Self-host Nextcloud on redu
Nextcloud is a self-hosted file sync, sharing, and collaboration suite, a private alternative to Google Drive and Office where your files, calendars, and documents live on infrastructure you control. People self-host it to keep their data out of third-party clouds. On redu, your AI agent runs Nextcloud for you on a real VM in the EU, so you set up no servers, no TLS, and no DNS by hand.
License: Nextcloud is licensed under AGPL-3.0. AGPL, GPL, and permissive licenses all allow self-hosting freely, and in this guide you are the operator running Nextcloud on your own redu infrastructure.
Deploy it with your agent
Connect the redu MCP:
claude mcp add --transport http redu-cloud https://mcp.redu.cloud/mcpPoint your agent (Claude Code is the example here, but any MCP client works) at Nextcloud’s official Docker setup and tell it:
Deploy Nextcloud on redu using its official docker-compose, and expose the web UI.Your agent uses deploy_compose to run the whole stack on one EU VM with podman-compose up -d --build, then exposes the Nextcloud web UI at https://<name>.redu.cloud. redu never rewrites your compose file, so the stack you defined is the stack that runs.
Database
Nextcloud uses SQLite by default and also supports PostgreSQL and MySQL/MariaDB, configured through environment variables.
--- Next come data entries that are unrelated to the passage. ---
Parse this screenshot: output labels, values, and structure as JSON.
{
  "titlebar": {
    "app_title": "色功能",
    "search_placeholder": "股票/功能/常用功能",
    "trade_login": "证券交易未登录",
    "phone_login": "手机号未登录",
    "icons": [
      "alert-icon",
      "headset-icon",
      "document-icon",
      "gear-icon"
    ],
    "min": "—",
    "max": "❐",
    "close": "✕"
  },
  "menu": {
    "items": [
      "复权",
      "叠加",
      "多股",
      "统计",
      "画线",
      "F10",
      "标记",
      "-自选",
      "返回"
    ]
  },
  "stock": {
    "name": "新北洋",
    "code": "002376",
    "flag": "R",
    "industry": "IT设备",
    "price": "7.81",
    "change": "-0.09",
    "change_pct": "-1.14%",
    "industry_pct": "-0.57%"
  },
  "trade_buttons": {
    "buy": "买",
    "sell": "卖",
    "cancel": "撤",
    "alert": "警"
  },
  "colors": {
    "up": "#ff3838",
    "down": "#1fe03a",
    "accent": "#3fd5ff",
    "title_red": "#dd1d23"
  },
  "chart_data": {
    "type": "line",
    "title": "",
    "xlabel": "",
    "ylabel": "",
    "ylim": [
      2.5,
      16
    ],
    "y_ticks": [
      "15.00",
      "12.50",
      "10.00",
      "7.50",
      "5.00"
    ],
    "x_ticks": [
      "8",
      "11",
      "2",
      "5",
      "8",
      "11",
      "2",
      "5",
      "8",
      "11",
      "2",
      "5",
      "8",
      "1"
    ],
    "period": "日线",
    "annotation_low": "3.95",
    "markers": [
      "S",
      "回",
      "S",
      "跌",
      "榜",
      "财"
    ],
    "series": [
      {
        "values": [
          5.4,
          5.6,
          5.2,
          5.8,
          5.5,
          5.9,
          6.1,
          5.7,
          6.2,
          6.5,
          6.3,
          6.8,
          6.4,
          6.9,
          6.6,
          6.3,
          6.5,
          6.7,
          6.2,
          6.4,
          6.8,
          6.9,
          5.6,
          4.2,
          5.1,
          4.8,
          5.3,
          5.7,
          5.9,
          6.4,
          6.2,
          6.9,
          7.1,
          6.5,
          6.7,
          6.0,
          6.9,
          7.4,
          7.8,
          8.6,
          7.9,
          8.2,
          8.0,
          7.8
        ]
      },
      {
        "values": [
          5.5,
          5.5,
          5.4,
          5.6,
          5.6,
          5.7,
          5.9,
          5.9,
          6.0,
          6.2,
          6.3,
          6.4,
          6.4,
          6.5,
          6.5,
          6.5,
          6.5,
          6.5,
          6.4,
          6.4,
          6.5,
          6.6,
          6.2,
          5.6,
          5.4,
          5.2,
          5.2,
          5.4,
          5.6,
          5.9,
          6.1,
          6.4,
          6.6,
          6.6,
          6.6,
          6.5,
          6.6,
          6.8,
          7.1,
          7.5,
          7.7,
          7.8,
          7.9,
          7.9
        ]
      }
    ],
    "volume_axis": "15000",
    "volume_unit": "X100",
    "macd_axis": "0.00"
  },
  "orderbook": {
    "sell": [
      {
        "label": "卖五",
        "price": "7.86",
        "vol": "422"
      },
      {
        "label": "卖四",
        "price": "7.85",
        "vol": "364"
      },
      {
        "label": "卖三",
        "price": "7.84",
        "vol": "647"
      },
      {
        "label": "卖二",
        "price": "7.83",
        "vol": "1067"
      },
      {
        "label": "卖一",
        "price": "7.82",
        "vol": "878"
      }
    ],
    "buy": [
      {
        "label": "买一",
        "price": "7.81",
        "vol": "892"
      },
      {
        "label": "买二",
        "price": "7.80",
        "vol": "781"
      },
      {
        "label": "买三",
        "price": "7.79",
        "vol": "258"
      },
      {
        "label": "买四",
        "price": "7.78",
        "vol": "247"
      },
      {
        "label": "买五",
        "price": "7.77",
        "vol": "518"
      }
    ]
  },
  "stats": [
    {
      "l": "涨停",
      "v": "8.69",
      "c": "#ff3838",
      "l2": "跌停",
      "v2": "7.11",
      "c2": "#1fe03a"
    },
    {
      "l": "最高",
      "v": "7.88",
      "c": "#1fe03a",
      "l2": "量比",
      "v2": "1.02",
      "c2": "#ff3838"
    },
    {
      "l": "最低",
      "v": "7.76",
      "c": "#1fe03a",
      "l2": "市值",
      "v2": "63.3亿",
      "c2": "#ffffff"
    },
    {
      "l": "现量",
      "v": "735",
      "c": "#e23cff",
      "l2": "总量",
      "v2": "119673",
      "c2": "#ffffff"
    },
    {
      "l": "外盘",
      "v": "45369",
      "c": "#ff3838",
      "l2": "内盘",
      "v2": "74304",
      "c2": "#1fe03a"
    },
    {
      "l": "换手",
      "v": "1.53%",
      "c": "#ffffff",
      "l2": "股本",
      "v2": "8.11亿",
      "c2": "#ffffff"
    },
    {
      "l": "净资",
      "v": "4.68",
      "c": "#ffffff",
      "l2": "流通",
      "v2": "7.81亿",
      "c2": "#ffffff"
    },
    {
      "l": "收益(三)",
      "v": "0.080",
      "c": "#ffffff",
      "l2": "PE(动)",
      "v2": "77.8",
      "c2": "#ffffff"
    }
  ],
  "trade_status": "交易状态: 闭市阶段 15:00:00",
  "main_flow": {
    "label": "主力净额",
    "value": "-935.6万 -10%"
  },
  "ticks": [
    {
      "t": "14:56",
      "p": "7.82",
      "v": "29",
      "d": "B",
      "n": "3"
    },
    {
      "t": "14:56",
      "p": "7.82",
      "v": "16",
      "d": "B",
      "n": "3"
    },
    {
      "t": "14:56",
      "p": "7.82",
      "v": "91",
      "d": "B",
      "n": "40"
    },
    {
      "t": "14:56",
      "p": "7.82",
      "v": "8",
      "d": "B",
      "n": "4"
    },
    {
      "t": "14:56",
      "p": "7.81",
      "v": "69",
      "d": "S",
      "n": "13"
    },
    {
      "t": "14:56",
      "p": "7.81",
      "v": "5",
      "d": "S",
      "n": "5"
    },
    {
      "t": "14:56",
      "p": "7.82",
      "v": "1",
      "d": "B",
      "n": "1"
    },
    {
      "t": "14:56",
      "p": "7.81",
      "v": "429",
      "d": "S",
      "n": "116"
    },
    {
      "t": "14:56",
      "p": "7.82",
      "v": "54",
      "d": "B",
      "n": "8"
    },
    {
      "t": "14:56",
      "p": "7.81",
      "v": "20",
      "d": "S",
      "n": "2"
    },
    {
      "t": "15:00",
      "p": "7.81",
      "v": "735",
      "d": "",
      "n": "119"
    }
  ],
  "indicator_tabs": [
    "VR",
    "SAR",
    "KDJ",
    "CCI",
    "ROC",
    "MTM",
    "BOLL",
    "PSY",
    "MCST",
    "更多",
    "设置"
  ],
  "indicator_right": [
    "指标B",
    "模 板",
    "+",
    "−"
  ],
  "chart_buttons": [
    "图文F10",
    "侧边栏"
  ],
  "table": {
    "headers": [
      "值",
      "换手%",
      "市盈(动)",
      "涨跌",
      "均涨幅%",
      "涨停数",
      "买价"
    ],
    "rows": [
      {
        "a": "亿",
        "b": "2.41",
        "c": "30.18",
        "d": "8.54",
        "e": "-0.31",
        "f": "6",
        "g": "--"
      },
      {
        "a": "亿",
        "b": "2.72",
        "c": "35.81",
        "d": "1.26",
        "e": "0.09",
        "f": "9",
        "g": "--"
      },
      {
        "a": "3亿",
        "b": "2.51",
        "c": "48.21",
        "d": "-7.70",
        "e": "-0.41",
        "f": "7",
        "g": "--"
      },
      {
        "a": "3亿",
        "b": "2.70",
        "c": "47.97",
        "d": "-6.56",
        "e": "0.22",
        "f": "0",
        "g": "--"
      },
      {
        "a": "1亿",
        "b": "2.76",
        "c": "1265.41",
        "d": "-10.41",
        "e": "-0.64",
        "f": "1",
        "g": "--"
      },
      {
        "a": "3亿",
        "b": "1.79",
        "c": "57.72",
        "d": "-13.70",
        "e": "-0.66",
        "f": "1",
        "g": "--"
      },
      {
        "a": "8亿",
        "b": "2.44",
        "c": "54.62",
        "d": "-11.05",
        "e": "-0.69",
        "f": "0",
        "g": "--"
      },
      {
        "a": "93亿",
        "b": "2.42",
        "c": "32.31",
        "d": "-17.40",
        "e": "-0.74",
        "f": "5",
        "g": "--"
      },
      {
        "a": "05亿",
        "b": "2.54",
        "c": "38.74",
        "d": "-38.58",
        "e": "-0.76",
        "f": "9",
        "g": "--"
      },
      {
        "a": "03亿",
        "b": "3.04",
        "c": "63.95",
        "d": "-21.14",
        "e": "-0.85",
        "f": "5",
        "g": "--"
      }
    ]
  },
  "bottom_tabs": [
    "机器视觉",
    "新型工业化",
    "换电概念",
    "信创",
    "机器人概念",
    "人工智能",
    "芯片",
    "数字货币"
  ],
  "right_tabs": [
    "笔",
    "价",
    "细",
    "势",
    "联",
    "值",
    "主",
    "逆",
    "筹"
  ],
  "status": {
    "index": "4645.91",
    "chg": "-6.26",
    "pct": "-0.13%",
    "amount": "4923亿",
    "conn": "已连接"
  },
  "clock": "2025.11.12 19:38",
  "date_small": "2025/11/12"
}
You have two clean options:
-
Keep the db service from the compose file. Most Nextcloud compose setups ship a Postgres or MariaDB service alongside the app. Deploy as-is and Nextcloud talks to that container. This is the default (
database: "compose") and needs nothing extra. -
Use a redu managed Postgres. Have the agent provision a separate managed Postgres VM and point Nextcloud at it:
Deploy Nextcloud on redu with a managed Postgres database, and expose the web UI.The connection env is appended to the compose project’s
.env, andDATABASE_*aliases are injected alongside the standardPG*variables so the app connects without manual mapping.
If you prefer the simplest possible footprint, Nextcloud can also run on its bundled SQLite store with no external database, though a real database is recommended for anything beyond a quick trial.
Access it
Once the deploy finishes, Nextcloud is live at https://<name>.redu.cloud with TLS already handled by a wildcard cert, no per-app certificate setup. Open that URL in your browser and complete Nextcloud’s first-run setup, where you create the initial admin account and confirm the database connection before signing in.
Keep it running
Deploys are self-healing: redu recreates and retries the stack until Nextcloud actually runs, and get_deployment returns the build log if you want to see what happened. Day two, your agent can SSH into the VM (via get_ssh_command and a keypair) to update Nextcloud, adjust configuration, or fix it in place, and commit any fixes back to your repo with a GitHub token. It is a real EU-hosted machine, billed by the hour, so you can operate it like any server you own.